Quel est le rôle de l’odorat dans notre vie ? Certains diront – il n’est pas si important. Nous remarquons son existence uniquement lorsque quelque chose sent très fort: les poubelles, la foule dans les transports en commun sans climatisation… Ou encore: un bouquet des fleurs, une parfumerie. Et puis, il y a les odeurs de la maison, de nos proches, des lieux de notre enfance qui nous ramènent des souvenirs…

Nous ne nous préoccupons que rarement de notre odorat, jusqu’au jour où nous le perdons…

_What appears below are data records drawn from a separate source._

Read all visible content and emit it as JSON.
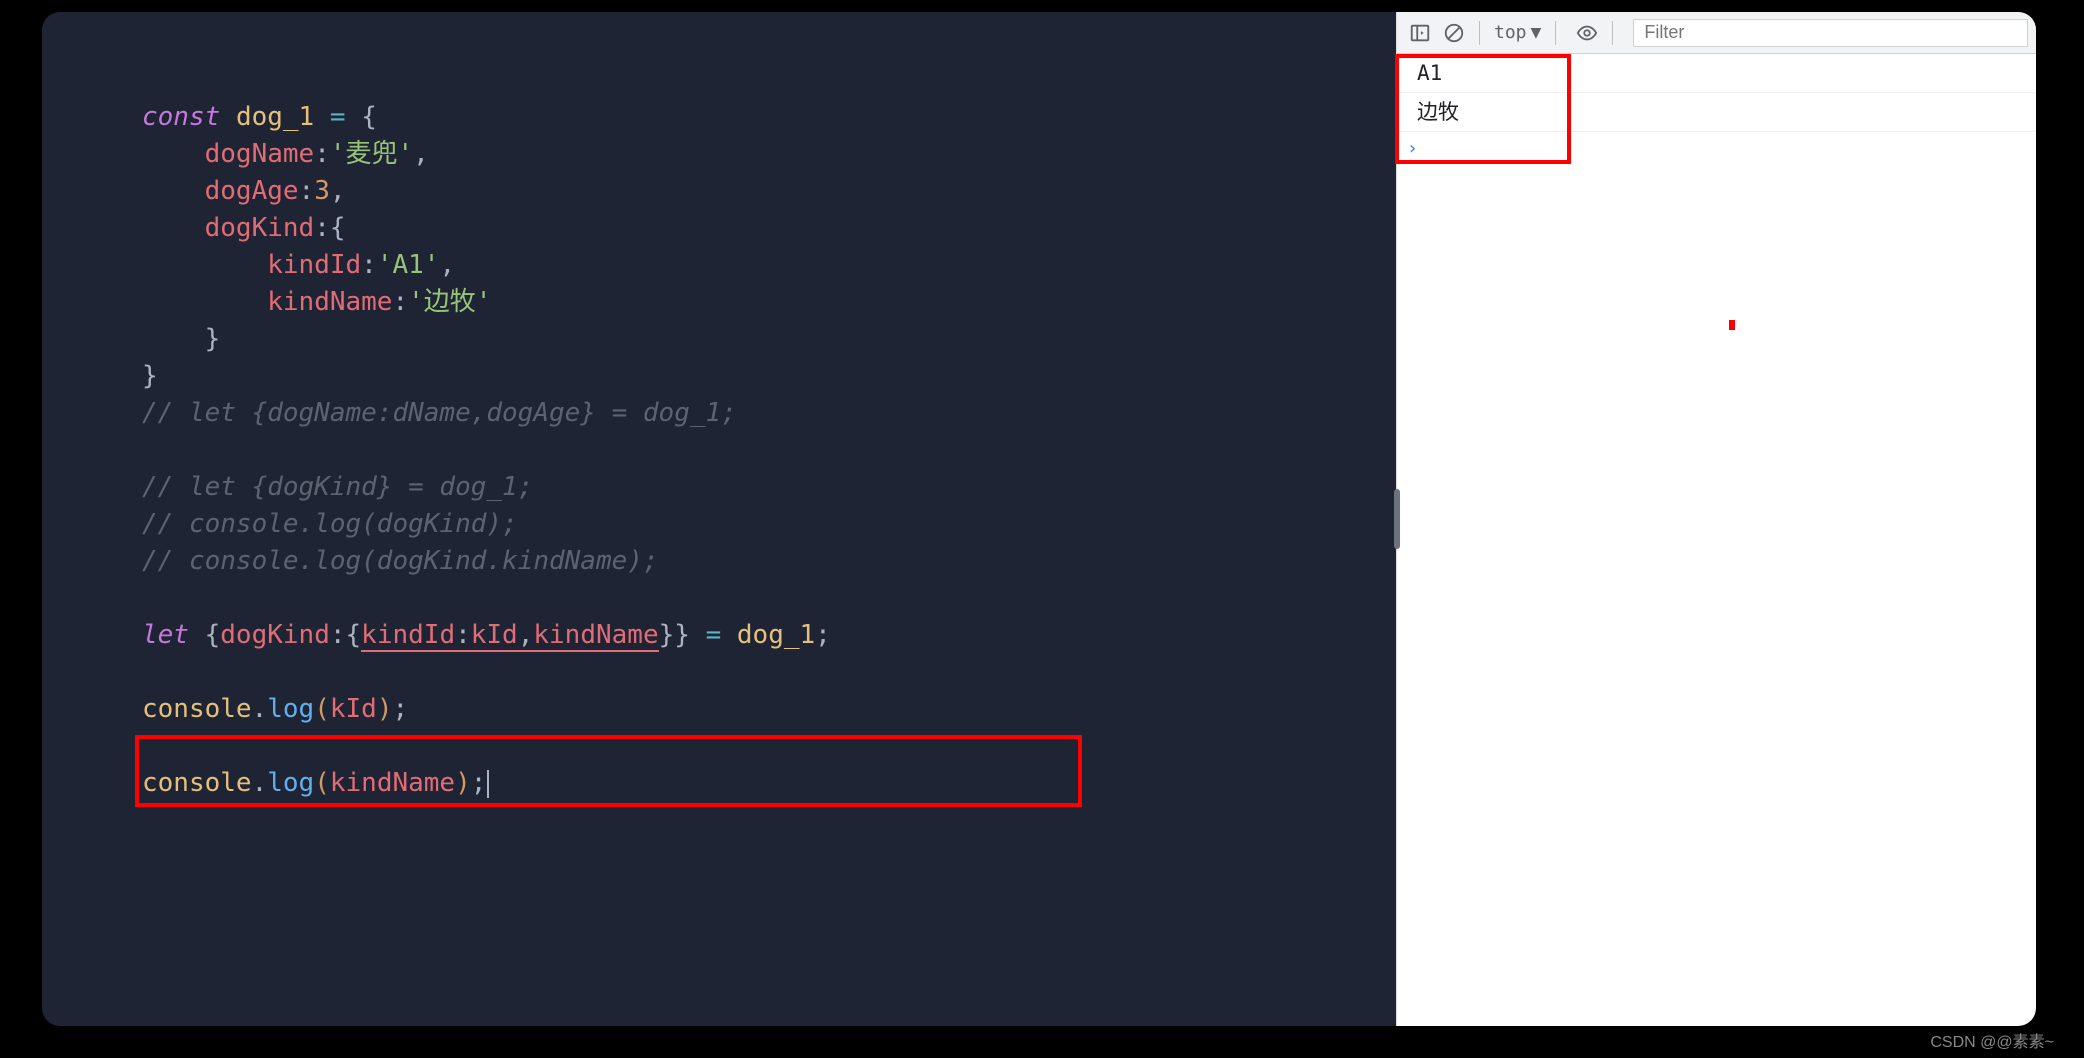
{
  "code": {
    "line1_keyword": "const",
    "line1_var": "dog_1",
    "line1_op": " = ",
    "line1_brace": "{",
    "line2_prop": "dogName",
    "line2_colon": ":",
    "line2_val": "'麦兜'",
    "line2_comma": ",",
    "line3_prop": "dogAge",
    "line3_colon": ":",
    "line3_val": "3",
    "line3_comma": ",",
    "line4_prop": "dogKind",
    "line4_colon": ":",
    "line4_brace": "{",
    "line5_prop": "kindId",
    "line5_colon": ":",
    "line5_val": "'A1'",
    "line5_comma": ",",
    "line6_prop": "kindName",
    "line6_colon": ":",
    "line6_val": "'边牧'",
    "line7_brace": "}",
    "line8_brace": "}",
    "comment1": "// let {dogName:dName,dogAge} = dog_1;",
    "comment2": "// let {dogKind} = dog_1;",
    "comment3": "// console.log(dogKind);",
    "comment4": "// console.log(dogKind.kindName);",
    "line14_keyword": "let",
    "line14_brace1": " {",
    "line14_prop1": "dogKind",
    "line14_colon1": ":",
    "line14_brace2": "{",
    "line14_prop2": "kindId",
    "line14_colon2": ":",
    "line14_prop3": "kId",
    "line14_comma": ",",
    "line14_prop4": "kindName",
    "line14_brace3": "}}",
    "line14_op": " = ",
    "line14_var": "dog_1",
    "line14_semi": ";",
    "log1_obj": "console",
    "log1_dot": ".",
    "log1_func": "log",
    "log1_paren1": "(",
    "log1_arg": "kId",
    "log1_paren2": ")",
    "log1_semi": ";",
    "log2_obj": "console",
    "log2_dot": ".",
    "log2_func": "log",
    "log2_paren1": "(",
    "log2_arg": "kindName",
    "log2_paren2": ")",
    "log2_semi": ";"
  },
  "toolbar": {
    "context": "top",
    "filter_placeholder": "Filter"
  },
  "console": {
    "output1": "A1",
    "output2": "边牧",
    "prompt": "›"
  },
  "watermark": "CSDN @@素素~"
}
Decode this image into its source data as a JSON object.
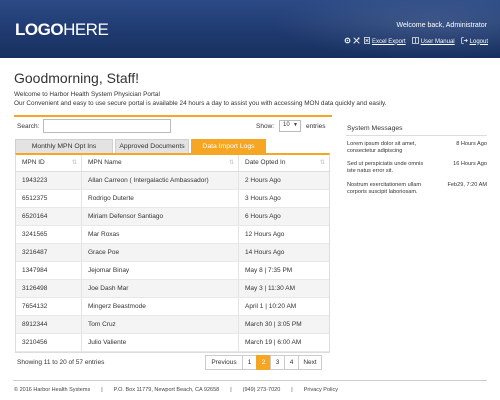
{
  "header": {
    "logo_bold": "LOGO",
    "logo_light": "HERE",
    "welcome": "Welcome back, Administrator",
    "links": {
      "excel_export": "Excel Export",
      "user_manual": "User Manual",
      "logout": "Logout"
    },
    "icons": [
      "gear-icon",
      "tools-icon",
      "excel-icon",
      "manual-icon",
      "logout-icon"
    ]
  },
  "greeting": {
    "title": "Goodmorning, Staff!",
    "line1": "Welcome to Harbor Health System Physician Portal",
    "line2": "Our Convenient and easy to use secure portal is available 24 hours a day to assist you with accessing MON data quickly and easily."
  },
  "controls": {
    "search_label": "Search:",
    "search_value": "",
    "show_label": "Show:",
    "show_value": "10",
    "entries_label": "entries"
  },
  "tabs": [
    {
      "label": "Monthly MPN Opt Ins",
      "active": false
    },
    {
      "label": "Approved Documents",
      "active": false
    },
    {
      "label": "Data Import Logs",
      "active": true
    }
  ],
  "table": {
    "columns": [
      "MPN ID",
      "MPN Name",
      "Date Opted In"
    ],
    "rows": [
      [
        "1943223",
        "Allan Carreon ( Intergalactic Ambassador)",
        "2 Hours Ago"
      ],
      [
        "6512375",
        "Rodrigo Duterte",
        "3 Hours Ago"
      ],
      [
        "6520164",
        "Miriam Defensor Santiago",
        "6 Hours Ago"
      ],
      [
        "3241565",
        "Mar Roxas",
        "12 Hours Ago"
      ],
      [
        "3216487",
        "Grace Poe",
        "14 Hours Ago"
      ],
      [
        "1347984",
        "Jejomar Binay",
        "May 8  |  7:35 PM"
      ],
      [
        "3126498",
        "Joe Dash Mar",
        "May 3  |  11:30 AM"
      ],
      [
        "7654132",
        "Mingerz Beastmode",
        "April 1  |  10:20 AM"
      ],
      [
        "8912344",
        "Tom Cruz",
        "March 30  |  3:05 PM"
      ],
      [
        "3210456",
        "Julio Valiente",
        "March 19  |  6:00 AM"
      ]
    ]
  },
  "pagination": {
    "showing": "Showing 11 to 20 of 57 entries",
    "prev": "Previous",
    "pages": [
      "1",
      "2",
      "3",
      "4"
    ],
    "active_page": "2",
    "next": "Next"
  },
  "system_messages": {
    "title": "System Messages",
    "items": [
      {
        "text": "Lorem ipsum dolor sit amet, consectetur adipiscing",
        "time": "8 Hours Ago"
      },
      {
        "text": "Sed ut perspiciatis unde omnis iste natus error sit.",
        "time": "16 Hours Ago"
      },
      {
        "text": "Nostrum exercitationem ullam corporis suscipit laboriosam.",
        "time": "Feb29, 7:20 AM"
      }
    ]
  },
  "footer": {
    "copyright": "© 2016 Harbor Health Systems",
    "address": "P.O. Box 11779, Newport Beach, CA 92658",
    "phone": "(949) 273-7020",
    "privacy": "Privacy Policy",
    "separator": "|"
  },
  "colors": {
    "accent": "#f5a623",
    "header_bg": "#1f3a70"
  }
}
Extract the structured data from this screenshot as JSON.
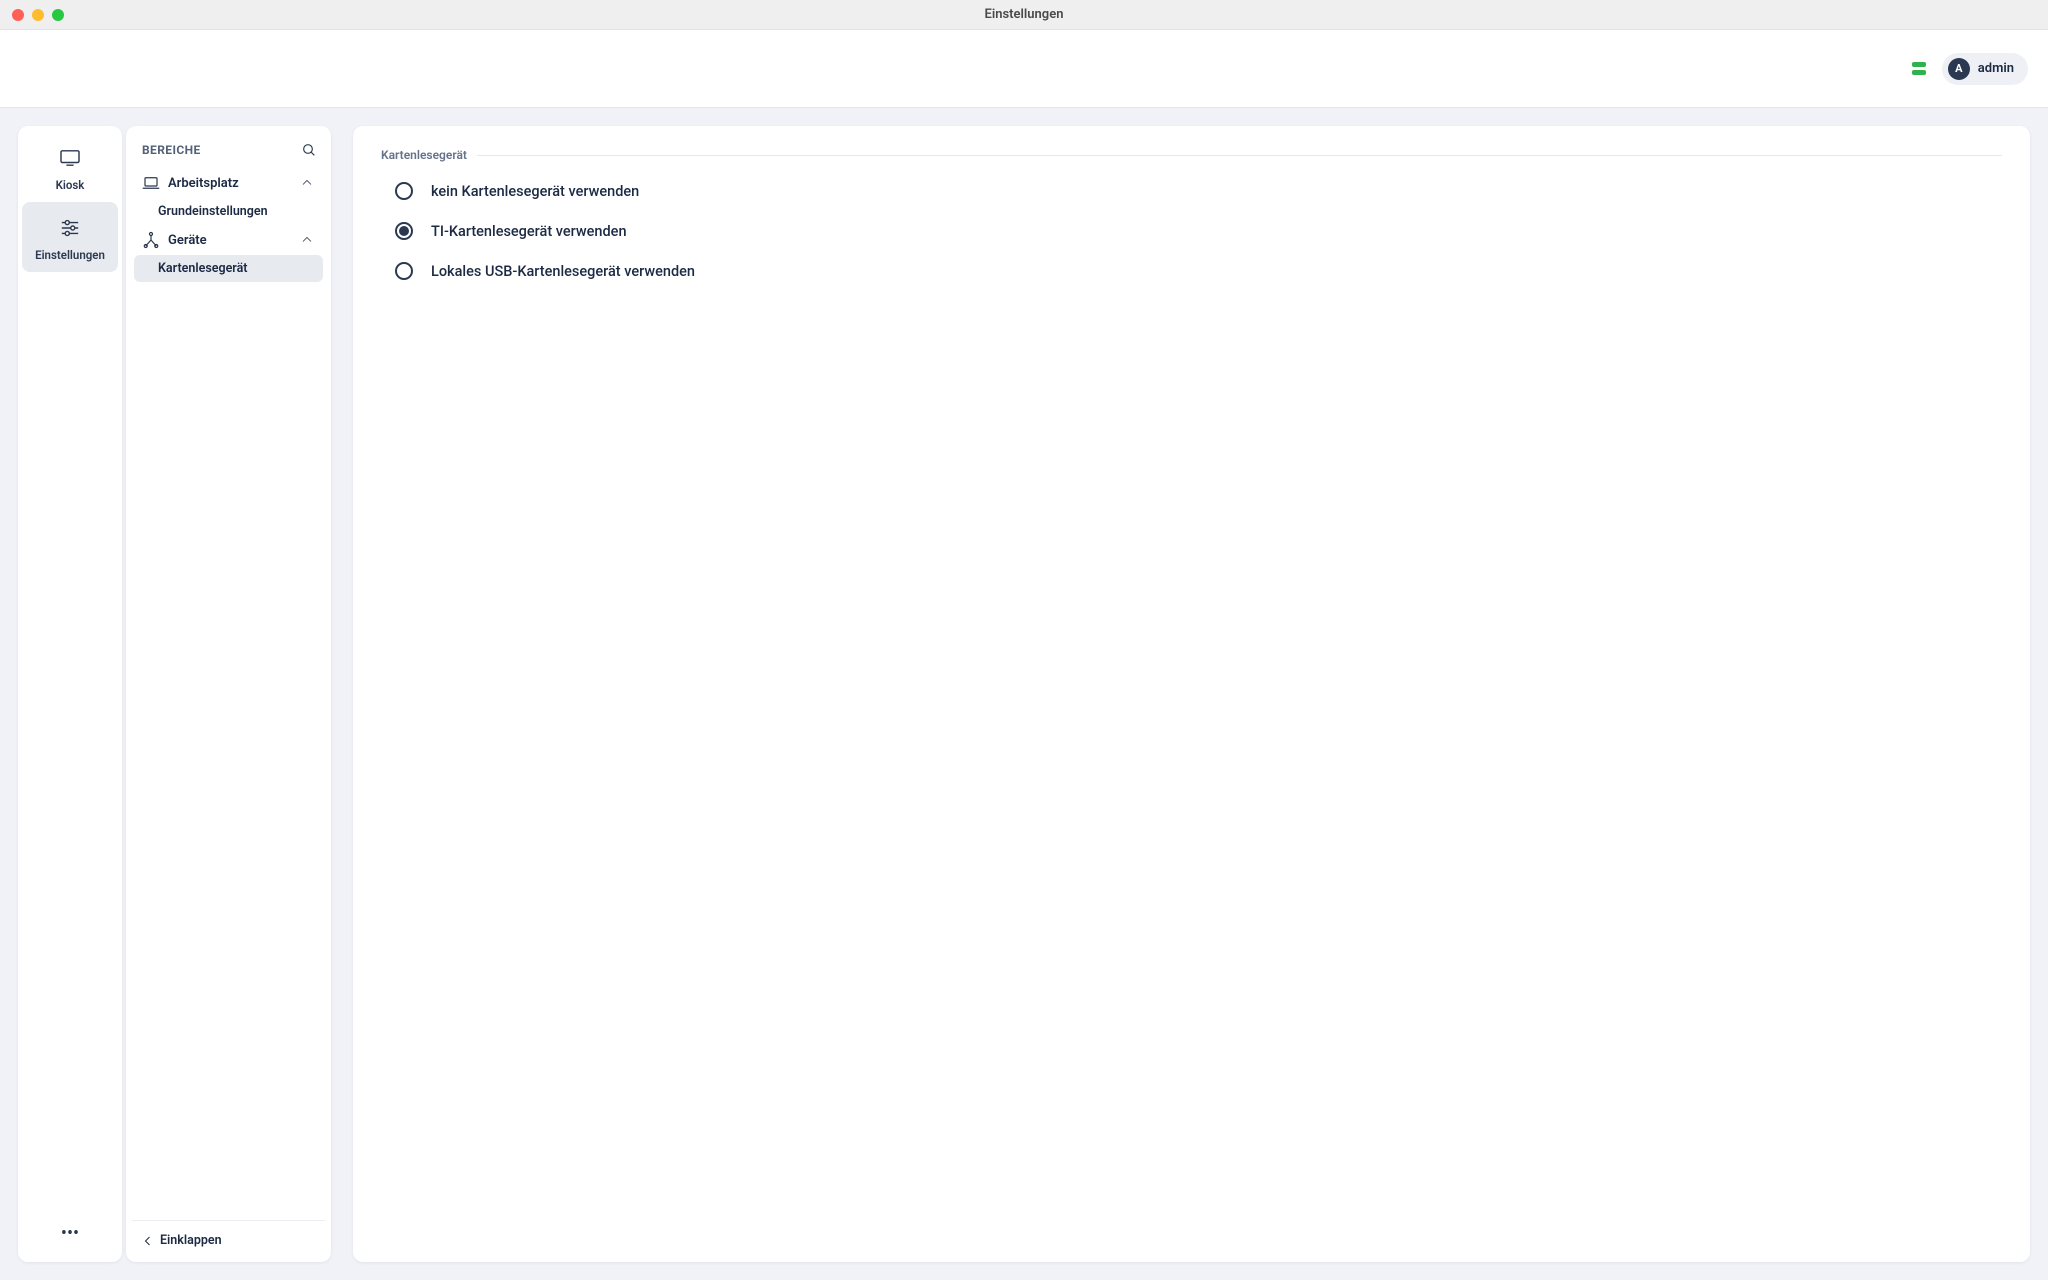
{
  "window": {
    "title": "Einstellungen"
  },
  "toolbar": {
    "user_initial": "A",
    "user_name": "admin"
  },
  "rail": {
    "items": [
      {
        "label": "Kiosk",
        "active": false
      },
      {
        "label": "Einstellungen",
        "active": true
      }
    ],
    "more_label": "•••"
  },
  "nav": {
    "heading": "BEREICHE",
    "collapse_label": "Einklappen",
    "sections": [
      {
        "label": "Arbeitsplatz",
        "expanded": true,
        "items": [
          {
            "label": "Grundeinstellungen",
            "active": false
          }
        ]
      },
      {
        "label": "Geräte",
        "expanded": true,
        "items": [
          {
            "label": "Kartenlesegerät",
            "active": true
          }
        ]
      }
    ]
  },
  "main": {
    "group_title": "Kartenlesegerät",
    "radio_options": [
      {
        "label": "kein Kartenlesegerät verwenden",
        "selected": false
      },
      {
        "label": "TI-Kartenlesegerät verwenden",
        "selected": true
      },
      {
        "label": "Lokales USB-Kartenlesegerät verwenden",
        "selected": false
      }
    ]
  }
}
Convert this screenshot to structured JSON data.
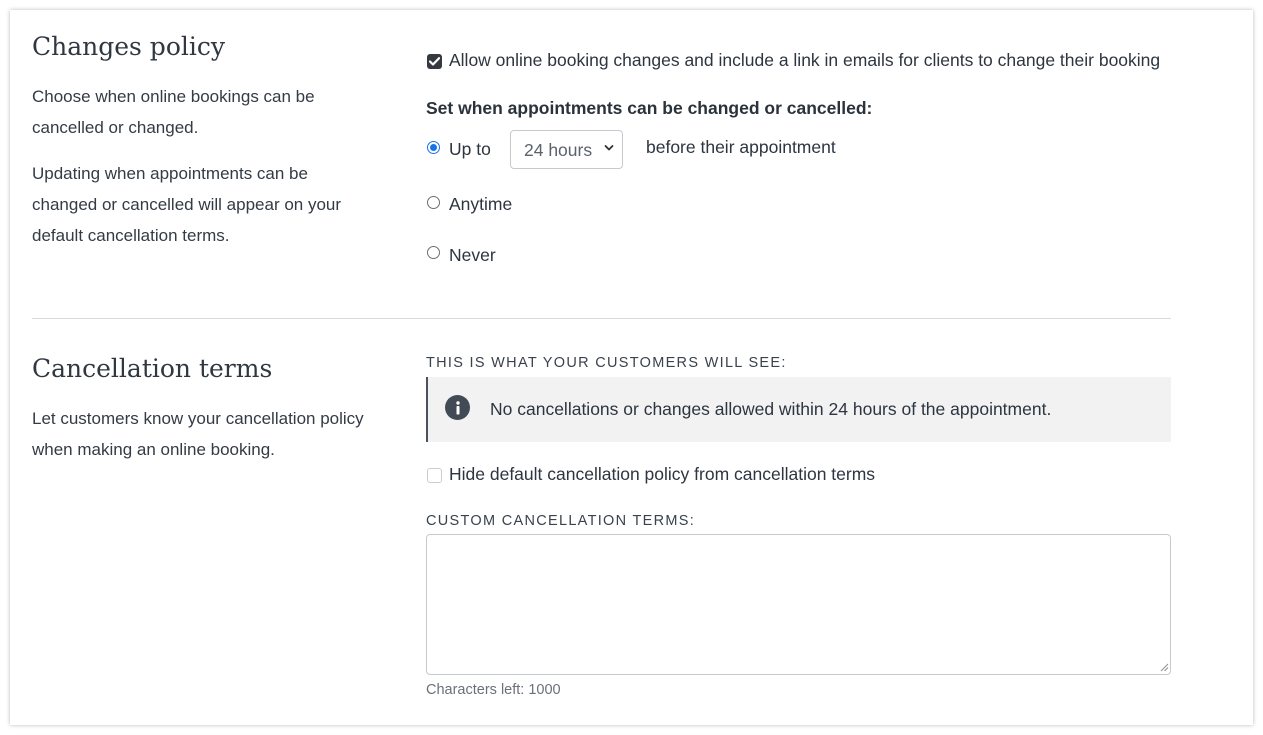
{
  "changes_policy": {
    "title": "Changes policy",
    "desc1": "Choose when online bookings can be cancelled or changed.",
    "desc2": "Updating when appointments can be changed or cancelled will appear on your default cancellation terms.",
    "allow_checkbox": {
      "label": "Allow online booking changes and include a link in emails for clients to change their booking",
      "checked": true
    },
    "set_when_label": "Set when appointments can be changed or cancelled:",
    "options": [
      {
        "label": "Up to",
        "selected": true
      },
      {
        "label": "Anytime",
        "selected": false
      },
      {
        "label": "Never",
        "selected": false
      }
    ],
    "hours_select": {
      "value": "24 hours"
    },
    "after_select_text": "before their appointment"
  },
  "cancellation_terms": {
    "title": "Cancellation terms",
    "desc": "Let customers know your cancellation policy when making an online booking.",
    "preview_label": "THIS IS WHAT YOUR CUSTOMERS WILL SEE:",
    "notice_text": "No cancellations or changes allowed within 24 hours of the appointment.",
    "hide_checkbox": {
      "label": "Hide default cancellation policy from cancellation terms",
      "checked": false
    },
    "custom_label": "CUSTOM CANCELLATION TERMS:",
    "custom_value": "",
    "chars_left": "Characters left: 1000"
  },
  "colors": {
    "checkbox_fill": "#343a40",
    "radio_accent": "#1a73e8",
    "notice_bg": "#f2f2f2",
    "info_icon": "#414a55"
  },
  "icons": [
    "checkmark-icon",
    "chevron-down-icon",
    "info-icon",
    "resize-grip-icon"
  ]
}
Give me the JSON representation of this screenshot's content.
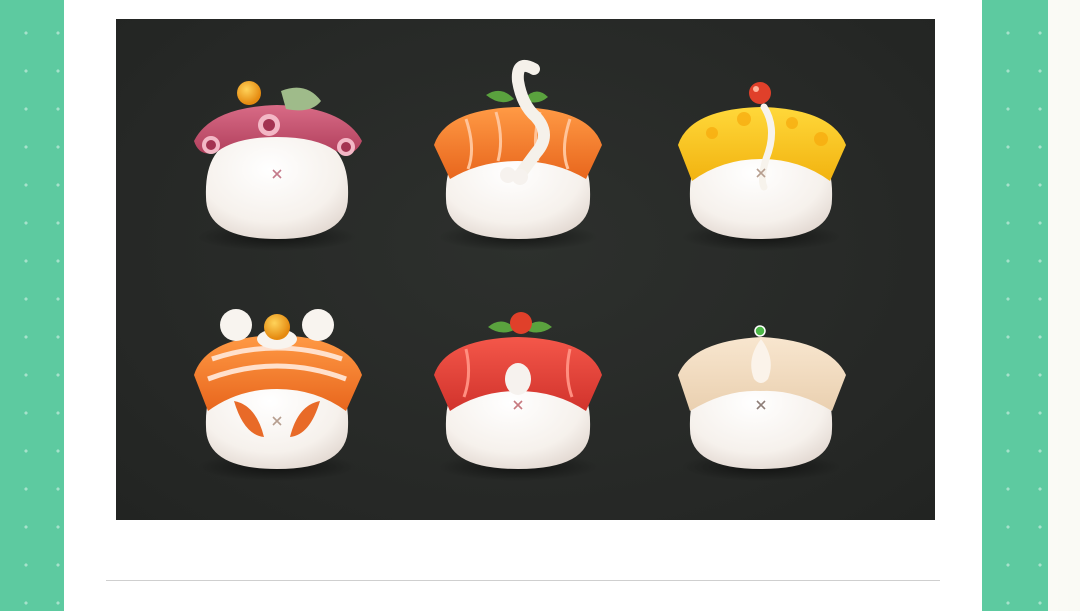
{
  "page": {
    "background_color": "#ffffff",
    "side_panel_color": "#5dcaa0",
    "artwork_background": "#262826"
  },
  "illustration": {
    "items": [
      {
        "name": "octopus-sushi",
        "topping_color": "#c2506e"
      },
      {
        "name": "salmon-sushi",
        "topping_color": "#f07a2a"
      },
      {
        "name": "tamago-sushi",
        "topping_color": "#f5c21a"
      },
      {
        "name": "salmon-roe-sushi",
        "topping_color": "#f07a3a"
      },
      {
        "name": "tuna-sushi",
        "topping_color": "#e5453a"
      },
      {
        "name": "scallop-sushi",
        "topping_color": "#f3dcc0"
      }
    ]
  }
}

L’un des exemples du désastre dû à l’incapacité de sentir les odeurs (anosmie) est décrit par Elizabeth ZIERAH dans son article publié par Slate. Elizabeth a perdu l’odorat après à un accident vasculaire cérébral à l’âge de 30 ans. Depuis elle boite et elle n’a retrouvé que partiellement l’usage de sa main gauche, mais tout cela devient pâle en comparaison avec la perte de l’odorat suite à une infection du sinus paranasal. Elle écrit : « Je peux dire sans aucune hésitation que la perte de l’odorat a été plus traumatisante que l’adaptation aux effets handicapants de l’AVC. Au fur et à mesure que les jours inodores et sans saveurs passaient, je me suis sentie prise au piège à l’intérieur de ma tête, dissociée, une sorte de claustrophobie du corps. C’était comme si je regardais le film de ma propre vie. »

Dans son livre Remembering Smell, Bonnie BLODGETT décrit sa propre anosmie et le déclin insidieux similaire à celui d’Elizabeth ZIERAH. Elle note que dans les études du disfonctionnement olfactif et de l’humeur, on remarque que « la dépression occupe le territoire où le nez ne fonctionne plus ». Elle souligne également que dans le «Guide d’évaluation de l’incapacité permanente » de l’American Medical Association l’odorat (tout comme le goût) est considéré comme une mesure tout à fait mineure de la « valeur de la vie ». Comme telle, la perte de l’odorat est très peu compensée lors des accidents de travail qui la causent. La situation n’est pas très différente dans le reste du monde. Toutefois, elle a une forte probabilité d’évoluer très prochainement.

En effet, dans les premiers jours d’octobre les chercheurs de l’Université de Chicago ont publié leur découverte qui indique que la capacité d’une personne à distinguer les odeurs est un sinistre, mais excellent indicateur de sa mort imminente. Lorsque votre odorat s’affaiblit, le risque de votre décès au cours de cinq prochaines années devient plusieurs fois supérieur à celui de vos pairs.

Ainsi, les BBC, Reuters, The New York Times, The Guardian, The Atlantic, The Economist et beaucoup d’autres médias ont communiqué sur cette découverte faite par les docteurs Jayant PINTO, Martha McCLINTOCK et leurs collègues. Cette large couverture est probablement due au fait que la perte de l’odorat semble être un signe avant-coureur plus inquiétant que même un diagnostic du cancer ou d’insuffisance cardiaque. Cette idée est à la fois triviale et terrifiante, comme, apparemment, est l’histoire de sa découverte.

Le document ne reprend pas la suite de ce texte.